Paradoxically, and with strategic focus, Brexit may be the catalyst to address the enduring issues in the construction industry. In the meantime, the longer-term impacts of Brexit are still difficult to quantify, and there is still a need for construction to access the single labour market. With a skills shortage and demand for many trades high, any limitations introduced over the near-term, or even indicated to be implemented, will compound the skills crunch.
All work construction output nudged higher in Q1 2017 versus Q4 2016. However, the level of growth was underwhelming at 0.2%. A rolling three-month average makes the yearly rate of change look more respectable at 1.8%. Although the monthly change at March 2017 increased by 2.4% versus the same month in 2016, the new figure does mark the third consecutive decrease in the month-on-month trend. Continuing month-on-month declines could be cause for concern.
All sectors now display slower or slowing trends of yearly change for new work. Only the public other work and public housing sectors posted an improving picture over the year on a three-month moving average basis. But this is not necessarily grounds for optimism in view of the public sector’s diminished output trend from 2010 onwards. The private housing sector is that to watch, given its importance to industry output over recent years. Having posted its highest quarterly output volume for 20 years in Q1 2017, if this sector slows, there will be tangible effects to the industry – and with higher uncertainty in the background. This would be significant as it was the engine of construction industry new workload for so long.
Build UK’s last State of Trade report underscored relative bullishness in the industry, yet caution lurked in the background. Enquiries and output dipped over the winter, but main contractor and trade contractor respondees believe that, on balance, 2017 will be a good year. The survey continues to reference similar themes to those covered and expected in many previous Market forecast articles: construction firms operating at or near full capacity; recruitment still a problem, with flow-through effects on labour costs and project delivery; and bidding for work hindered by a lack of skilled resource. On the issue of skills constraints, which applies as much to consultancy skills as those on the delivery side, the need to retain and train staff will become more central to meeting longer-term business objectives.
Economic indicators and business sentiment surveys mostly retain a positive overall position. Consumer confidence has fallen, primarily due to a squeeze on incomes brought by weaker sterling and higher inflation, though economic activity generally remains sound. The preliminary estimate of UK GDP for Q1 2017 at 0.3%, while positive, was the lowest quarterly value since the same time a year earlier. The slower growth rate was attributed to the services sector, which adjusted from 0.8% in Q4 2016 to 0.3% in Q1 2017. Importantly, construction grew by 0.2% between the quarters. The CBI Industrial Trends Orders recorded a good Q1 2017, as export orders for manufactured goods increased at the fastest pace in six years. Orders from outside the EU rose at a record rate.

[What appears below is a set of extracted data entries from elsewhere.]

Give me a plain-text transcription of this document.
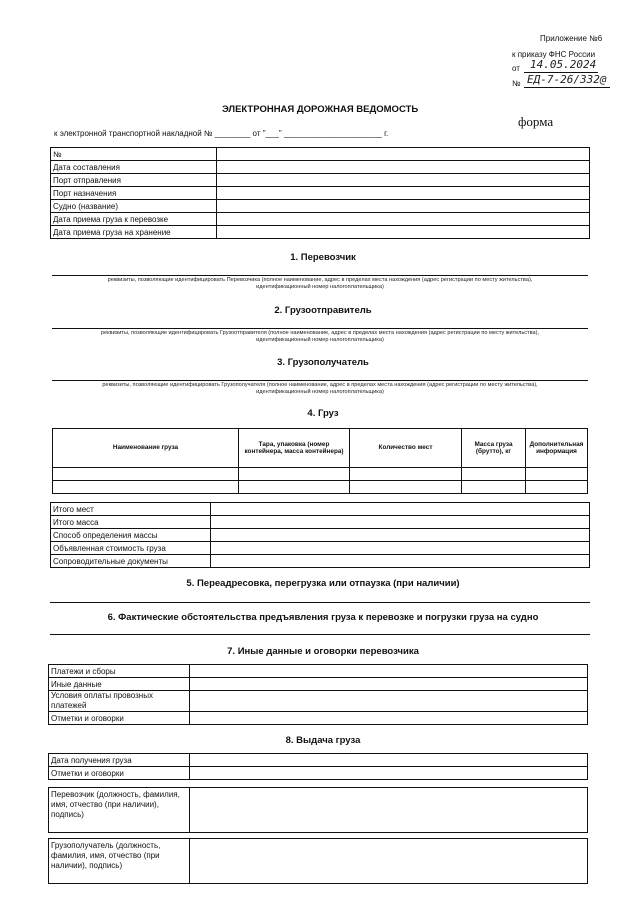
Приложение №6
к приказу ФНС России
от 14.05.2024
№ ЕД-7-26/332@
ЭЛЕКТРОННАЯ ДОРОЖНАЯ ВЕДОМОСТЬ
форма
к электронной транспортной накладной № ________ от "___" ______________________ г.
№	
Дата составления	
Порт отправления	
Порт назначения	
Судно (название)	
Дата приема груза к перевозке	
Дата приема груза на хранение	
1. Перевозчик
реквизиты, позволяющие идентифицировать Перевозчика (полное наименование, адрес в пределах места нахождения (адрес регистрации по месту жительства), идентификационный номер налогоплательщика)
2. Грузоотправитель
реквизиты, позволяющие идентифицировать Грузоотправителя (полное наименование, адрес в пределах места нахождения (адрес регистрации по месту жительства), идентификационный номер налогоплательщика)
3. Грузополучатель
реквизиты, позволяющие идентифицировать Грузополучателя (полное наименование, адрес в пределах места нахождения (адрес регистрации по месту жительства), идентификационный номер налогоплательщика)
4. Груз
Наименование груза	Тара, упаковка (номер контейнера, масса контейнера)	Количество мест	Масса груза (брутто), кг	Дополнительная информация

Итого мест	
Итого масса	
Способ определения массы	
Объявленная стоимость груза	
Сопроводительные документы	
5. Переадресовка, перегрузка или отпаузка (при наличии)
6. Фактические обстоятельства предъявления груза к перевозке и погрузки груза на судно
7. Иные данные и оговорки перевозчика
Платежи и сборы	
Иные данные	
Условия оплаты провозных платежей	
Отметки и оговорки	
8. Выдача груза
Дата получения груза	
Отметки и оговорки	
Перевозчик (должность, фамилия, имя, отчество (при наличии), подпись)	
Грузополучатель (должность, фамилия, имя, отчество (при наличии), подпись)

Many construction-specific surveys join these favourable broader indicators too. The RICS, Federation of Master Builders’ survey, and a range of other surveys report good activity levels, with a promising outlook for the coming year.
Construction prices rose over the year at Q1 2017 by 5%, according to Aecom’s tender price index. The yearly rate of change recorded at Q4 2016 is also revised upwards to 5.8% from the provisional figure of 5.5% reported in the last Market forecast. This yearly rate of change keeps the run rate of construction price inflation above the long-run average.
Recent price increases have experienced greater upwards pressure from rising input costs. Demand-side and supply-side factors are combining to produce conditions in which the probability of price falls over the short-term are very slim. Producer price indices have moved up at a clip in recent quarters, as prices for materials and fuels consumed by UK manufacturers rose by 17.9% over the year to March.
Building materials costs increased by 6.5% between Q4 2016 and Q1 2017. There is variance in price changes across all materials classifications.
Double-digit increases were recorded in manufactured items such as door/window furniture, metal products, fixings (probably because nearly all are imported) and insulations. Masonry and plastic products have moved 5% and -0.5% in the same period respectively. For commodity prices generally though, some of the rises seen last year have started to unwind after markets digest marginally weaker Asian economic data, dented expectations after the Trump market rally and higher supply levels and inventories for oil.
Construction labour rates are over 2% higher on the year at Q1 2017. Although there was a tail-off in the rate of change at the end of 2016, wages found a footing going into the new year. With some sideways drift during the first quarter, wage levels have not shown signs of falling again, with the consequent annual change up over the 2% mark presently.
Combine this support for wage levels with materials cost increases, and there remains pricing pressure for the supply chain. With a backdrop of sound order books resulting in a respectable outlook for 2017, the probability of price trends moving higher is more likely than not.
Domestic inflation has cemented a headline position on the economic landscape now after the falls in sterling last year. Protracted sterling weakness makes the scenario of domestic inflationary pressure more likely to continue. The knock-on to construction is now more discernible across more supplier categories. Suppliers have ridden out the possible time to absorb the foreign currency exchange changes in Q3 last year, and these commercial decisions add pressure to the construction value chain and pricing.
Trends in other tender additions are unchanged. Approaches to risk remain hawkish, especially if trying to procure early and, or perhaps, with limited design information. Fixed priced allowances are often higher for some trade packages than prevailing rates of price inflation generally.
Aecom’s baseline forecasts for tender price inflation are 3.2% from Q1 2017 to Q1 2018, and 2.9% from Q1 2018 to Q1 2019. Upside risks to pricing have increased since last time, reflecting the demand and supply-side pressures persisting across the industry. Some downside risks endure though, across the first forecast period. Further, a greater balance of risks to the downside are expected for pricing across the forecast period Q1 2018 to Q1 2019. This period is when Brexit negotiations will be in full swing. Over a longer timeframe, the balance of risks evens up more, primarily to reflect the likelihood that the UK will know its future destiny by then, for better or worse.
The price forecasts are based on key assumptions: construction output continues similar trends over 2017 but flattens out in 2018; order books remain firm though uncertainty begins to increase in the second half of 2017 and into 2018; Brexit-related uncertainty increases over the medium-term; prevailing trends in government capital expenditure are not substantially changed in the short-term; and sterling continues to strengthen slowly.